As I have had the opportunity to work at the European level on many occasions, I have gotten so many questions from my European colleagues on whether I voted on the referendum for the EU accession of Croatia that was held on 22 January 2012.
Sure I voted. It was really nice to see the Croatian government actually curious regarding citizens' opinions, as pro and anti EU membership campaigns were fairly latecoming and devoid of any real content. But that is only one side of a story which is much more complex than I could explain to my fellow colleagues in a few words.
The whole story began after Croatia had signed the Treaty of Accession on 9 December 2011, changing its status from a candidate to an acceding country. The ratification process by the parliaments of 27 EU member states was expected to be concluded by the end of June 2013, and Croatia's accession to the EU was expected to take place on 1 July 2013. This went as planned, but ratification by current EU member states was not the last step towards Croatia's accesion. Article 142 of the Constitution of Croatia requires a referendum on sovereignty issues such as Croatian EU membership. Also, this would be first referendum since the one on Croatian independence that was held back in 1991.
As consensus on Croatia's accession to the EU was secured among all the relevant political actors and political elites, it was clear that everything needed to be done in order not to fail at the referendum. The first big event was a series of amendments to the Croatian constitution which ensured that referenda at the national level are valid regardless of actual turnout.
If you would like to initiate a referendum in Croatia at the national level you have to get the signatures of 10% (c.400,000!) of all registered voters in fifteen days and it will be valid even if the turnout is under 50% of all voters.
If you would like to initiate a referendum at the local level you have to get the signatures of 20% of all voters registered in the target municipality, city or county. A referendum is valid only if turnout is 50% + 1 of all voters, so it is pretty clear that it is much harder to initiate and carry out local referendum than the national one.
Fifteen days to collect 400,000 signatures is not enough (for example in Poland and Italy, the initiator has three months and needs less or approximately 1% of the signatures of all voters), so it is clear that the Croatian Referendum law has to be revised. It does not have to be revised only for the reasons mentioned above, but for much bigger threats.
After the EU referendum initiative, a few minor far-right parties, NGOs and individuals, supported by the Catholic church, initiated a referendum to constitutionaly define marriage as being between a man and a woman, thus creating a constitutional prohibition against same-sex marriage.
Although there was no ''threat'' for this initiative as the government had never given any indication of legalizing same-sex marriage to begin with, the religious and far-right groups saw a perfect opportunity to change the constitution. It was ''preventive'' as they said.
This initiative collected 749,316 signs in fifteen days, which clearly shows that they enjoyed huge public support. However the way they managed it was questionable, which is another good reason to revise the Referendum law.

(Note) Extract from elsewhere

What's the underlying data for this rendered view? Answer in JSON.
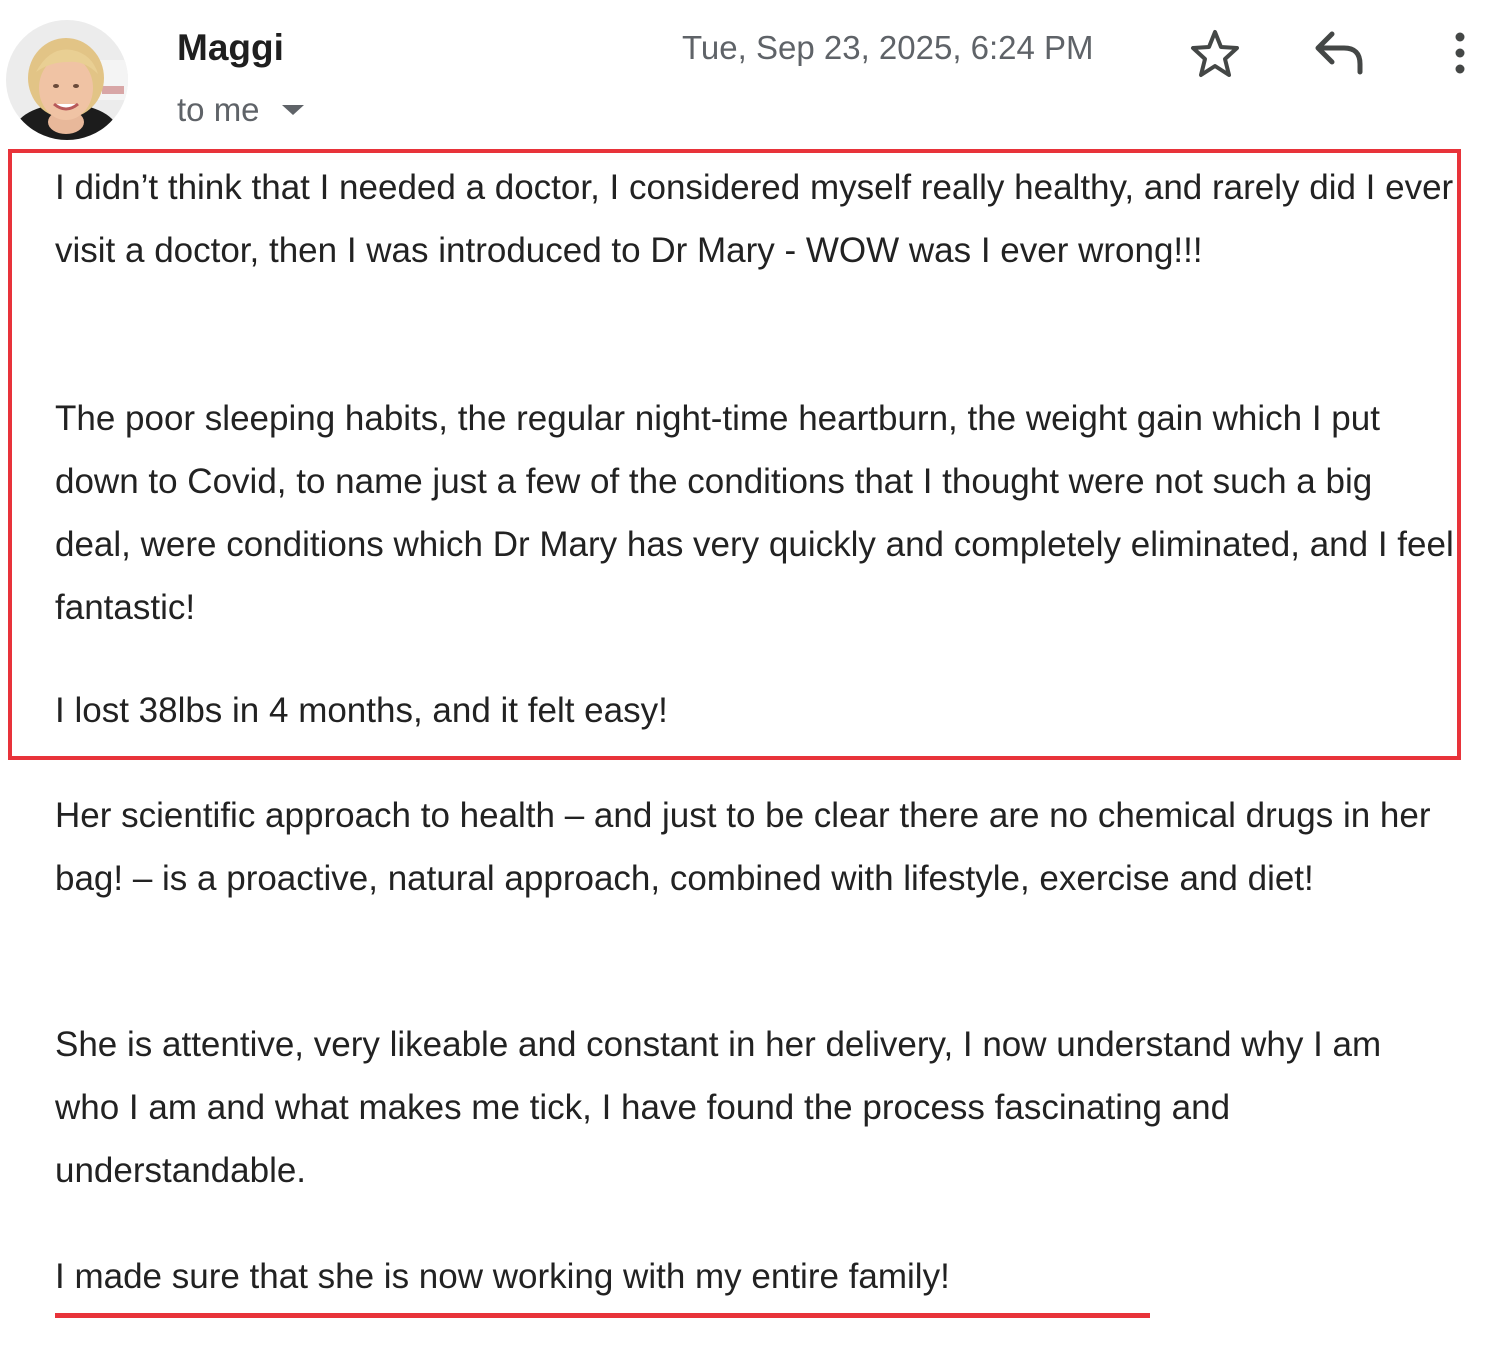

The total turnout was 37.9% of which 65.87% voted for constitutional prohibition of same-sex marriage and 33.51% was against. Turnout was well under 50% although the referendum was about constitutional change.

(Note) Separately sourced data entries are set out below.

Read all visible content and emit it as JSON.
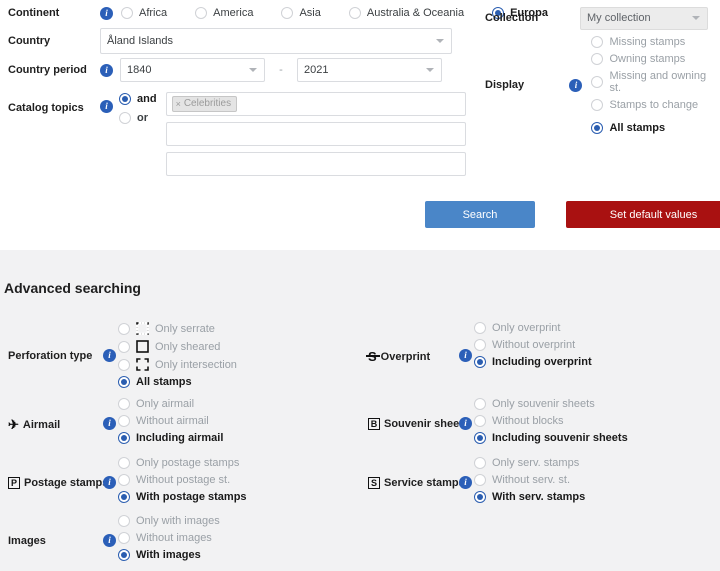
{
  "basic": {
    "continent": {
      "label": "Continent",
      "info_icon": "info-icon",
      "options": [
        {
          "label": "Africa",
          "selected": false
        },
        {
          "label": "America",
          "selected": false
        },
        {
          "label": "Asia",
          "selected": false
        },
        {
          "label": "Australia & Oceania",
          "selected": false
        },
        {
          "label": "Europa",
          "selected": true
        }
      ]
    },
    "country": {
      "label": "Country",
      "value": "Åland Islands"
    },
    "country_period": {
      "label": "Country period",
      "info_icon": "info-icon",
      "from": "1840",
      "to": "2021",
      "separator": "-"
    },
    "catalog_topics": {
      "label": "Catalog topics",
      "info_icon": "info-icon",
      "operators": [
        {
          "label": "and",
          "selected": true
        },
        {
          "label": "or",
          "selected": false
        }
      ],
      "chips": [
        "Celebrities"
      ],
      "field2_value": "",
      "field3_value": ""
    },
    "collection": {
      "label": "Collection",
      "value": "My collection",
      "disabled": true
    },
    "display": {
      "label": "Display",
      "info_icon": "info-icon",
      "options": [
        {
          "label": "Missing stamps",
          "selected": false,
          "disabled": true
        },
        {
          "label": "Owning stamps",
          "selected": false,
          "disabled": true
        },
        {
          "label": "Missing and owning st.",
          "selected": false,
          "disabled": true
        },
        {
          "label": "Stamps to change",
          "selected": false,
          "disabled": true
        },
        {
          "label": "All stamps",
          "selected": true,
          "disabled": false
        }
      ]
    },
    "buttons": {
      "search": "Search",
      "reset": "Set default values"
    }
  },
  "advanced": {
    "title": "Advanced searching",
    "groups": [
      {
        "key": "perforation",
        "label": "Perforation type",
        "icon": "",
        "info_icon": "info-icon",
        "options": [
          {
            "label": "Only serrate",
            "selected": false,
            "disabled": true,
            "icon": "serrate-icon"
          },
          {
            "label": "Only sheared",
            "selected": false,
            "disabled": true,
            "icon": "sheared-icon"
          },
          {
            "label": "Only intersection",
            "selected": false,
            "disabled": true,
            "icon": "intersection-icon"
          },
          {
            "label": "All stamps",
            "selected": true,
            "disabled": false,
            "icon": ""
          }
        ]
      },
      {
        "key": "overprint",
        "label": "Overprint",
        "icon": "overprint-icon",
        "info_icon": "info-icon",
        "options": [
          {
            "label": "Only overprint",
            "selected": false,
            "disabled": true,
            "icon": ""
          },
          {
            "label": "Without overprint",
            "selected": false,
            "disabled": true,
            "icon": ""
          },
          {
            "label": "Including overprint",
            "selected": true,
            "disabled": false,
            "icon": ""
          }
        ]
      },
      {
        "key": "airmail",
        "label": "Airmail",
        "icon": "airplane-icon",
        "info_icon": "info-icon",
        "options": [
          {
            "label": "Only airmail",
            "selected": false,
            "disabled": true,
            "icon": ""
          },
          {
            "label": "Without airmail",
            "selected": false,
            "disabled": true,
            "icon": ""
          },
          {
            "label": "Including airmail",
            "selected": true,
            "disabled": false,
            "icon": ""
          }
        ]
      },
      {
        "key": "souvenir",
        "label": "Souvenir sheets",
        "icon": "block-b-icon",
        "info_icon": "info-icon",
        "options": [
          {
            "label": "Only souvenir sheets",
            "selected": false,
            "disabled": true,
            "icon": ""
          },
          {
            "label": "Without blocks",
            "selected": false,
            "disabled": true,
            "icon": ""
          },
          {
            "label": "Including souvenir sheets",
            "selected": true,
            "disabled": false,
            "icon": ""
          }
        ]
      },
      {
        "key": "postage",
        "label": "Postage stamps",
        "icon": "postage-p-icon",
        "info_icon": "info-icon",
        "options": [
          {
            "label": "Only postage stamps",
            "selected": false,
            "disabled": true,
            "icon": ""
          },
          {
            "label": "Without postage st.",
            "selected": false,
            "disabled": true,
            "icon": ""
          },
          {
            "label": "With postage stamps",
            "selected": true,
            "disabled": false,
            "icon": ""
          }
        ]
      },
      {
        "key": "service",
        "label": "Service stamps",
        "icon": "service-s-icon",
        "info_icon": "info-icon",
        "options": [
          {
            "label": "Only serv. stamps",
            "selected": false,
            "disabled": true,
            "icon": ""
          },
          {
            "label": "Without serv. st.",
            "selected": false,
            "disabled": true,
            "icon": ""
          },
          {
            "label": "With serv. stamps",
            "selected": true,
            "disabled": false,
            "icon": ""
          }
        ]
      },
      {
        "key": "images",
        "label": "Images",
        "icon": "",
        "info_icon": "info-icon",
        "options": [
          {
            "label": "Only with images",
            "selected": false,
            "disabled": true,
            "icon": ""
          },
          {
            "label": "Without images",
            "selected": false,
            "disabled": true,
            "icon": ""
          },
          {
            "label": "With images",
            "selected": true,
            "disabled": false,
            "icon": ""
          }
        ]
      }
    ]
  },
  "colors": {
    "accent_blue": "#2a5db0",
    "info_blue": "#2b5fb8",
    "search_button": "#4a86c8",
    "reset_button": "#a91111",
    "advanced_bg": "#f2f2f3",
    "muted_text": "#9aa0a6"
  }
}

Almost parallel with this referendum, an initiative was started demanding a referendum to end the official use of Serbian Cyrillic script in some parts of Croatia. Clearly, it was a very good moment to have chosen as the right-wing scene was quite mobilized and the whole country was in a world-view war. They have gathered over 650,000 signatures, but there is still no concrete information on what is going to happen with this initiative. The EU and Croatian government do not support this cause and it seems that they are attempting to block the initiative institutionally, which is a provocative and in theory undemocratic and dangerous move.
But what is really problematic with these two examples is that both referenda are focused on the rights of certain groups within society: so basically the majority challenges the human rights of minorities.
It becomes clear that both referendum questions intersect with Article 3 of the Constitution of Croatia which defines the highest values of the constitutional order such as: freedom, equality, national equality and gender equality, peace, social justice etc. For these reasons in most countries there are restrictions on what a referendum can and cannot decide, and these include human rights, taxes, budget, ratification of international agreements etc.
Besides illogical criteria to initiate and carry on a referendum in Croatia, it seems that it is also possible to question Article 3 of the Constitution of Croatia, which is now proven to be dangerous and discriminatory.
Everything started with a longing for the EU and changing the constitution in order not to fail the EU referendum, but alongside the EU, we have also acquired something en route that strongly opposes EU values and this is something very dangerous.